Pro Tips for Using Geocoder with Rails

posted about 4 years ago - 2 min read

If you like this article, you'll like my free collection of Ruby on Rails tutorials.

I've now used the awesome geocoder gem in a few Ruby on Rails projects to implement features like geolocation and plotting things on a map. While the gem does a lot of the work for you, there are some extra tips that can be helpful to make the most of the gem.

Use Bing for Geocoding

One great part of the Geocoder gem is how easy it is to swap geocoding providers. The default provider is Google Maps, which is a great option. They don't have the best query limits, however. For example, they limit you to 5 requests per second and 2,500 requests per day. Bing has no per-second limit and allows 50,000 requests per day. It only take a minute or two to obtain an API key from bingmapsportal.com. The github documentation has a helpful section of comparisons between the available geocoding providers.

Once you've obtained your API key, configure geocoder in config/initializers/geocoder.rb:

Geocoder.configure {
  lookup: :bing,
  key: ENV['BING_GEOCODE_ID'],
}

Cache your Geocoding Calls

If you've set up basic caching with Rails (why wouldn't you?), you're one line of code away from integrating cacheing into Geocoder. Simply configure the cache store in your initializer:

Geocoder.configure({
  lookup: :bing,
  key: ENV['BING_GEOCODE_ID'],
  cache: Rails.cache,
})

Now, your geocoding calls will be cached. This is crucial for reducing page load times, as Geocoder's rack middleware will only have to geocode your user's I.P. address once.

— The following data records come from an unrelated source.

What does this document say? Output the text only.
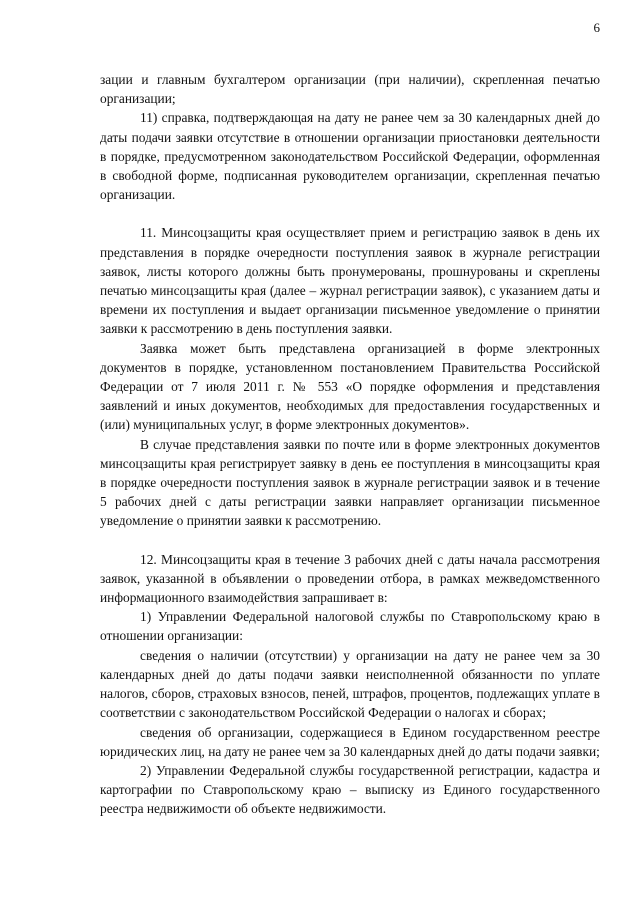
6

зации и главным бухгалтером организации (при наличии), скрепленная печатью организации;

11) справка, подтверждающая на дату не ранее чем за 30 календарных дней до даты подачи заявки отсутствие в отношении организации приостановки деятельности в порядке, предусмотренном законодательством Российской Федерации, оформленная в свободной форме, подписанная руководителем организации, скрепленная печатью организации.

11. Минсоцзащиты края осуществляет прием и регистрацию заявок в день их представления в порядке очередности поступления заявок в журнале регистрации заявок, листы которого должны быть пронумерованы, прошнурованы и скреплены печатью минсоцзащиты края (далее – журнал регистрации заявок), с указанием даты и времени их поступления и выдает организации письменное уведомление о принятии заявки к рассмотрению в день поступления заявки.

Заявка может быть представлена организацией в форме электронных документов в порядке, установленном постановлением Правительства Российской Федерации от 7 июля 2011 г. № 553 «О порядке оформления и представления заявлений и иных документов, необходимых для предоставления государственных и (или) муниципальных услуг, в форме электронных документов».

В случае представления заявки по почте или в форме электронных документов минсоцзащиты края регистрирует заявку в день ее поступления в минсоцзащиты края в порядке очередности поступления заявок в журнале регистрации заявок и в течение 5 рабочих дней с даты регистрации заявки направляет организации письменное уведомление о принятии заявки к рассмотрению.

12. Минсоцзащиты края в течение 3 рабочих дней с даты начала рассмотрения заявок, указанной в объявлении о проведении отбора, в рамках межведомственного информационного взаимодействия запрашивает в:

1) Управлении Федеральной налоговой службы по Ставропольскому краю в отношении организации:

сведения о наличии (отсутствии) у организации на дату не ранее чем за 30 календарных дней до даты подачи заявки неисполненной обязанности по уплате налогов, сборов, страховых взносов, пеней, штрафов, процентов, подлежащих уплате в соответствии с законодательством Российской Федерации о налогах и сборах;

сведения об организации, содержащиеся в Едином государственном реестре юридических лиц, на дату не ранее чем за 30 календарных дней до даты подачи заявки;

2) Управлении Федеральной службы государственной регистрации, кадастра и картографии по Ставропольскому краю – выписку из Единого государственного реестра недвижимости об объекте недвижимости.
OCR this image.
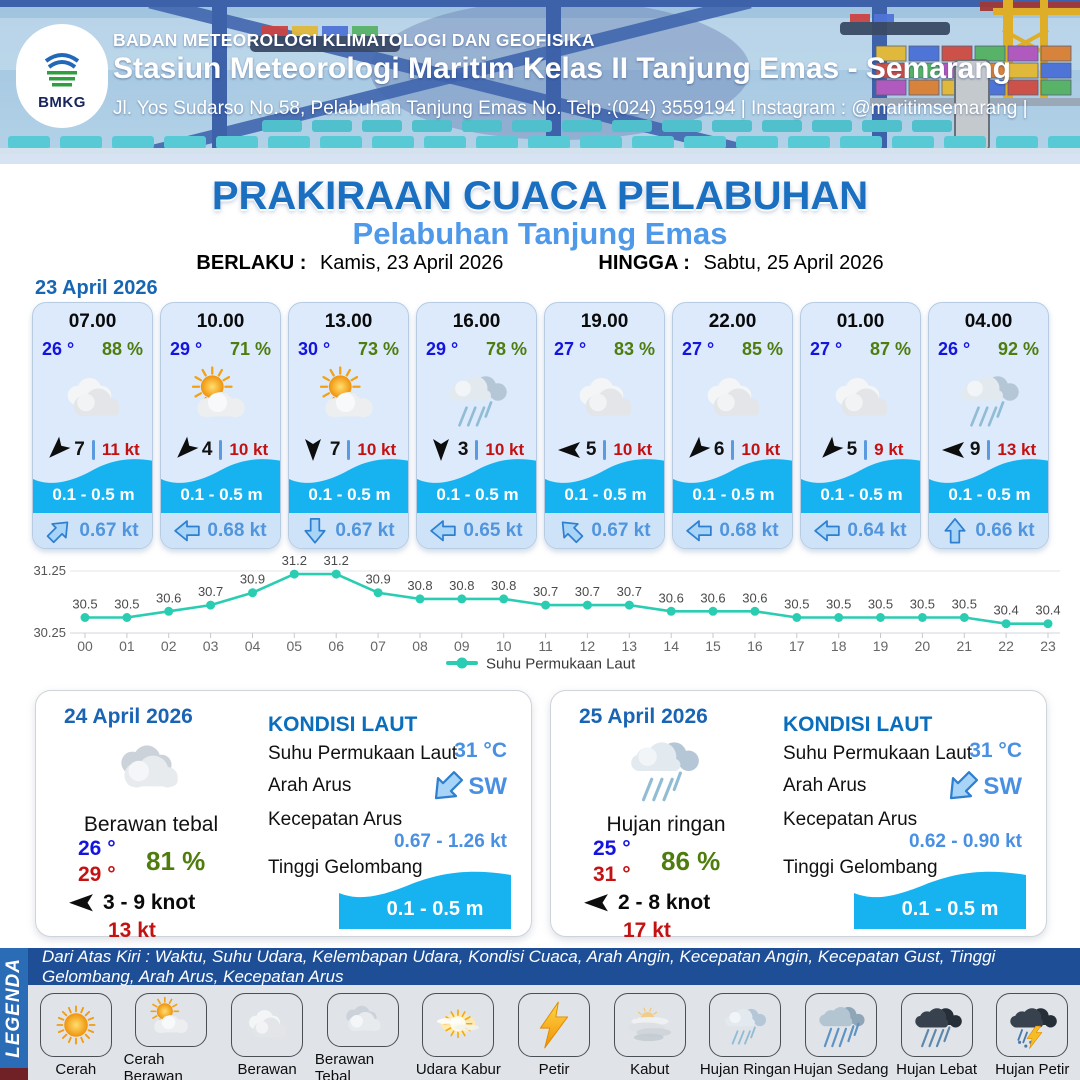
BMKG
BADAN METEOROLOGI KLIMATOLOGI DAN GEOFISIKA
Stasiun Meteorologi Maritim Kelas II Tanjung Emas - Semarang
Jl. Yos Sudarso No.58, Pelabuhan Tanjung Emas No. Telp :(024) 3559194 | Instagram : @maritimsemarang |
PRAKIRAAN CUACA PELABUHAN
Pelabuhan Tanjung Emas
BERLAKU : Kamis, 23 April 2026	HINGGA : Sabtu, 25 April 2026
23 April 2026
07.00
26 ° 88 %
7 11 kt
0.1 - 0.5 m
0.67 kt
10.00
29 ° 71 %
4 10 kt
0.1 - 0.5 m
0.68 kt
13.00
30 ° 73 %
7 10 kt
0.1 - 0.5 m
0.67 kt
16.00
29 ° 78 %
3 10 kt
0.1 - 0.5 m
0.65 kt
19.00
27 ° 83 %
5 10 kt
0.1 - 0.5 m
0.67 kt
22.00
27 ° 85 %
6 10 kt
0.1 - 0.5 m
0.68 kt
01.00
27 ° 87 %
5 9 kt
0.1 - 0.5 m
0.64 kt
04.00
26 ° 92 %
9 13 kt
0.1 - 0.5 m
0.66 kt
31.25
30.25
30.5
00
30.5
01
30.6
02
30.7
03
30.9
04
31.2
05
31.2
06
30.9
07
30.8
08
30.8
09
30.8
10
30.7
11
30.7
12
30.7
13
30.6
14
30.6
15
30.6
16
30.5
17
30.5
18
30.5
19
30.5
20
30.5
21
30.4
22
30.4
23
Suhu Permukaan Laut
24 April 2026
Berawan tebal
26 °
29 ° 81 %
3 - 9 knot
13 kt
KONDISI LAUT
Suhu Permukaan Laut
31 °C
Arah Arus	SW
Kecepatan Arus
0.67 - 1.26 kt
Tinggi Gelombang
0.1 - 0.5 m
25 April 2026
Hujan ringan
25 °
31 ° 86 %
2 - 8 knot
17 kt
KONDISI LAUT
Suhu Permukaan Laut
31 °C
Arah Arus	SW
Kecepatan Arus
0.62 - 0.90 kt
Tinggi Gelombang
0.1 - 0.5 m
Dari Atas Kiri : Waktu, Suhu Udara, Kelembapan Udara, Kondisi Cuaca, Arah Angin, Kecepatan Angin, Kecepatan Gust, Tinggi Gelombang, Arah Arus, Kecepatan Arus
Cerah
Cerah Berawan	Berawan
Berawan Tebal	Udara Kabur	Petir	Kabut Hujan Ringan Hujan Sedang Hujan Lebat Hujan Petir
LEGENDA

Use a helper method for request.location

One of the trickier parts of using Geocoder is making sure things are working in development mode. Since you're probably accessing your Rails app from localhost, geocoded is unable to geocode your location from an I.P. address. To overcome this, I use a helper method located in application_controller.rb to provide a fake location:

def location
  if params[:location].blank?
    if Rails.env.test? || Rails.env.development?
      @location ||= Geocoder.search("50.78.167.161").first
    else
      @location ||= request.location
    end
  else
    params[:location].each {|l| l = l.to_i } if params[:location].is_a? Array
    @location ||= Geocoder.search(params[:location]).first
    @location
  end
end

Let's walk through what's going on here. The first condition checks for a :location parameter. If the parameter is present, we'll return a geolocation based on the value of the parameter. This allows us to append ?location=seattle or ?location=421+fairview+ave+n+seattle,+wa or even ?location[]=127&location[]=46 to provide latitude and longitude parameters. This is handy when testing what a page would look like when requested from a specific location.

If there is no :location parameter, and we're in development mode, it returns a default location. In this case, I chose a generic IP address that geocodes to Bellevue, Washington, USA. In production mode, it returns request.location, which is automatically provided by the gem.

An example for how to use this in a geoquery:

Model.near([location.latitude, location.longitude])

Real World Examples

All of these features were implemented in a recent Startup Weekend event for our team's project, 404kids. You can view our source on github, but here are the most relevant parts:

Using Ruby on Rails with Geocoder is, from my experience, the best way to build a web application with robust geolocation features. I hope you find this useful!